Books Reading Tonight
posted by October 15 at 17:14 PMon
Paul Constant is on vacation. (Lazy.) Books, however, are not. Books never take a vacation. Always remember that books are here for you, unlike Paul Constant.
Tonight in books:
First of all, before I get to tonight’s old-fashioned ink-‘n’-paper readings, you MIGHT want to consider sitting down in front of that glowing electric movie-talkie book-box in the living room and ear-reading the final presidential debate. BUT! If you hate our freedoms (and/or John McCain’s facial scabbing), here’s what else is going on.
At the Douglass-Truth library (6:30 pm, free), Richard Farr reads from Emperors of the Ice: A True Story of Disaster and Survival in the Antarctic, 1910-13. Hey Richard Farr, maybe you should have called your book Emperors of the Spoiler Alert!: It Was Awful Cold but We Didn’t Die. I mean, really. Why do I even need to read the book now?
Up at the Bothell Third Place Books (7 pm, free) it’s Amy Duncan, with her book Salvage Studio: Sustainable Home Comforts to Organize, Entertain, and Inspire. Fuck that was a lot of syllables. Where am I? What day is it?

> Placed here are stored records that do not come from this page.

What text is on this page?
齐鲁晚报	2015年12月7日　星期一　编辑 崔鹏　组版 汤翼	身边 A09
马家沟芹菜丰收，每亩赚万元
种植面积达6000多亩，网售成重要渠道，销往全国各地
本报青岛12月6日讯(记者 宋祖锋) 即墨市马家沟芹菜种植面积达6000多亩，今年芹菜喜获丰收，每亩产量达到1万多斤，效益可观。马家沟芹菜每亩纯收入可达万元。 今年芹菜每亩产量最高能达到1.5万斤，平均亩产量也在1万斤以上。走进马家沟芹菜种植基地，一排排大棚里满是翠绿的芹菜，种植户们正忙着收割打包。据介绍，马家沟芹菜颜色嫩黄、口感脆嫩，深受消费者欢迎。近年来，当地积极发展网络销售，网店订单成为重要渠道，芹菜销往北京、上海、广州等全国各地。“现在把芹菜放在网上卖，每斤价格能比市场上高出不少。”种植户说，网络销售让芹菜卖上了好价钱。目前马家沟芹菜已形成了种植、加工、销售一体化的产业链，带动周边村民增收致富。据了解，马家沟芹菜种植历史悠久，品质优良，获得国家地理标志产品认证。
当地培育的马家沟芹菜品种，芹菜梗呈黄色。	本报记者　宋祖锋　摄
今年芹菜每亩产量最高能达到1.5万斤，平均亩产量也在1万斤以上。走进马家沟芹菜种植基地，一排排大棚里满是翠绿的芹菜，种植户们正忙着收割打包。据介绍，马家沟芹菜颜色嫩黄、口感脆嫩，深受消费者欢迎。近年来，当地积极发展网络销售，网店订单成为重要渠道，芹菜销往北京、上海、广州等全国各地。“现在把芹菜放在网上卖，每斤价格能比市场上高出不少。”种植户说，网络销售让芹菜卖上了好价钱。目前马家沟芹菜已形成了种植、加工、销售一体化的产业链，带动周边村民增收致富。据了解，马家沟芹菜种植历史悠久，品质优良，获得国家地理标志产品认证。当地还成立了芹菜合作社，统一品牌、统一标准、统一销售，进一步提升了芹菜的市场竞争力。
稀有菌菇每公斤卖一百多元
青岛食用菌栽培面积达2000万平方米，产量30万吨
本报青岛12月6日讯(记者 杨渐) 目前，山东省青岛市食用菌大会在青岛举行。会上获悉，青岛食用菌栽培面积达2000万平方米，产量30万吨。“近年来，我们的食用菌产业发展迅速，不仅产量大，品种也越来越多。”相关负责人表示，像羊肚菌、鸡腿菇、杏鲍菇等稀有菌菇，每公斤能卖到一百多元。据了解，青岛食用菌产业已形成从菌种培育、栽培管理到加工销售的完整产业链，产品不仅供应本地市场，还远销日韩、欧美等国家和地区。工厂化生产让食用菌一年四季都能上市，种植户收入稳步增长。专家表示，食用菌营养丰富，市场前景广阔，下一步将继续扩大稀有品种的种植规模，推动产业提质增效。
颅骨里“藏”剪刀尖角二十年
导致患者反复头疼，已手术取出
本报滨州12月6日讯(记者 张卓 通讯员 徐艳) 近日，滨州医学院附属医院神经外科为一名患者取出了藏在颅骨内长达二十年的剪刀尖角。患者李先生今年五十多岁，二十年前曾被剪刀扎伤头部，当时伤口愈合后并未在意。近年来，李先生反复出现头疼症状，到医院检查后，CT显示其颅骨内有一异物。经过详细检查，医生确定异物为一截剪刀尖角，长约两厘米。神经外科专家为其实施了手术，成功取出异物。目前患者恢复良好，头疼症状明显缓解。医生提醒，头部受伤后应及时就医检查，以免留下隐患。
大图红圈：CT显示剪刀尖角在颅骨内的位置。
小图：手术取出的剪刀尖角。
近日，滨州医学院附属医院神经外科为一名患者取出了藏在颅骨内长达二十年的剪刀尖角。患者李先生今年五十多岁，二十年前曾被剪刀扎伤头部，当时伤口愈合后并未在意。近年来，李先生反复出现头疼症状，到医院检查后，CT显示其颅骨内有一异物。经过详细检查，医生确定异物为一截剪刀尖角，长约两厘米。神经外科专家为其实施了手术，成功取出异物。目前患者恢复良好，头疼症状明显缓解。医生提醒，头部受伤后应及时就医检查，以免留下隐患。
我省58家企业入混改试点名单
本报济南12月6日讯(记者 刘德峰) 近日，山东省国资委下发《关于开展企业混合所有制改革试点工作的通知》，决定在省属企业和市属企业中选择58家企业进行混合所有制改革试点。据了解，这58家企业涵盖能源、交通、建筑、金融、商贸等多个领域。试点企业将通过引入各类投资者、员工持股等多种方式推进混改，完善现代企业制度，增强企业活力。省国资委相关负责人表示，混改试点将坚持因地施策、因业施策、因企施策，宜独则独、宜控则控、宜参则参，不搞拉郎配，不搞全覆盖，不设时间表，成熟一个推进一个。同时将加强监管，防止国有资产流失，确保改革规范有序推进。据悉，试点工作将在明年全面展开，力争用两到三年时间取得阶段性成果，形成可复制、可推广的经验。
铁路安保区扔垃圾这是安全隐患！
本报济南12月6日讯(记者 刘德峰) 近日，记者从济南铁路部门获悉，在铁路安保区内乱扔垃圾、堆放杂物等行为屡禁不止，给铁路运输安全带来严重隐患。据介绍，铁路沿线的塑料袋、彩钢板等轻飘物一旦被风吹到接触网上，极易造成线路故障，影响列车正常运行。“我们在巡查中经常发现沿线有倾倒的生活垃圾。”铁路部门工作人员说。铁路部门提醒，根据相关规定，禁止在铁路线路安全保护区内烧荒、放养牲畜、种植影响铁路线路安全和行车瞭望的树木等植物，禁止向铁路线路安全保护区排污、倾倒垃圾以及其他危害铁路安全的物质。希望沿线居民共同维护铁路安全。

The University Bookstore is hosting a “cocktail party” to “celebrate” the release of a new Sandra Lee cookbook. Sandra Lee is that woman on the Food Network who makes canapes out of stale Pringles and Beanee Weenee. There are not enough cocktails in the world, Sandra Lee.
The Washington State Book Awards are going down at the Central Library (7 pm, free). And I’m not saying they’re going down in a threatening way like, “YOU’RE GOING DOWN, BOOK AWARDS!” And I don’t mean they’re performing oral sex, on you or anyone. I mean, they don’t technically even have a mouth. I just mean that they’re taking place tonight. Hhhhh. I should have said that in the first place. This is awkward now. Anyway, Paul Constant, before he abandoned us all, said that you should go.
At Town Hall (7:30 pm, free), Dave Zirin reads from A People’s History of Sports in the United States, which, one assumes, contains phrases like, “Back in the Depression, we didn’t have basketballs. You know what we used instead? MUD. Goddamn modern kids and their rubber shoes.”
And over at Elliott Bay, it’s Jonathan Carroll, who writes something called “hyper-fiction.” Paul Constant, a nerd, gave it a shiny gold star. It is probably delightful. (I would look it up but I have to go watch the PRESIDENTIAL DEBATE.)
(And of course I’m only kidding. You’re not unpatriotic or a terrorist if you decide to skip tonight’s debate and go listen to someone read out loud about when granddad used to play stickball down by the quarry with just a peach pit and a polio crutch. Or whatever. You’re just, like, borderline French or something.)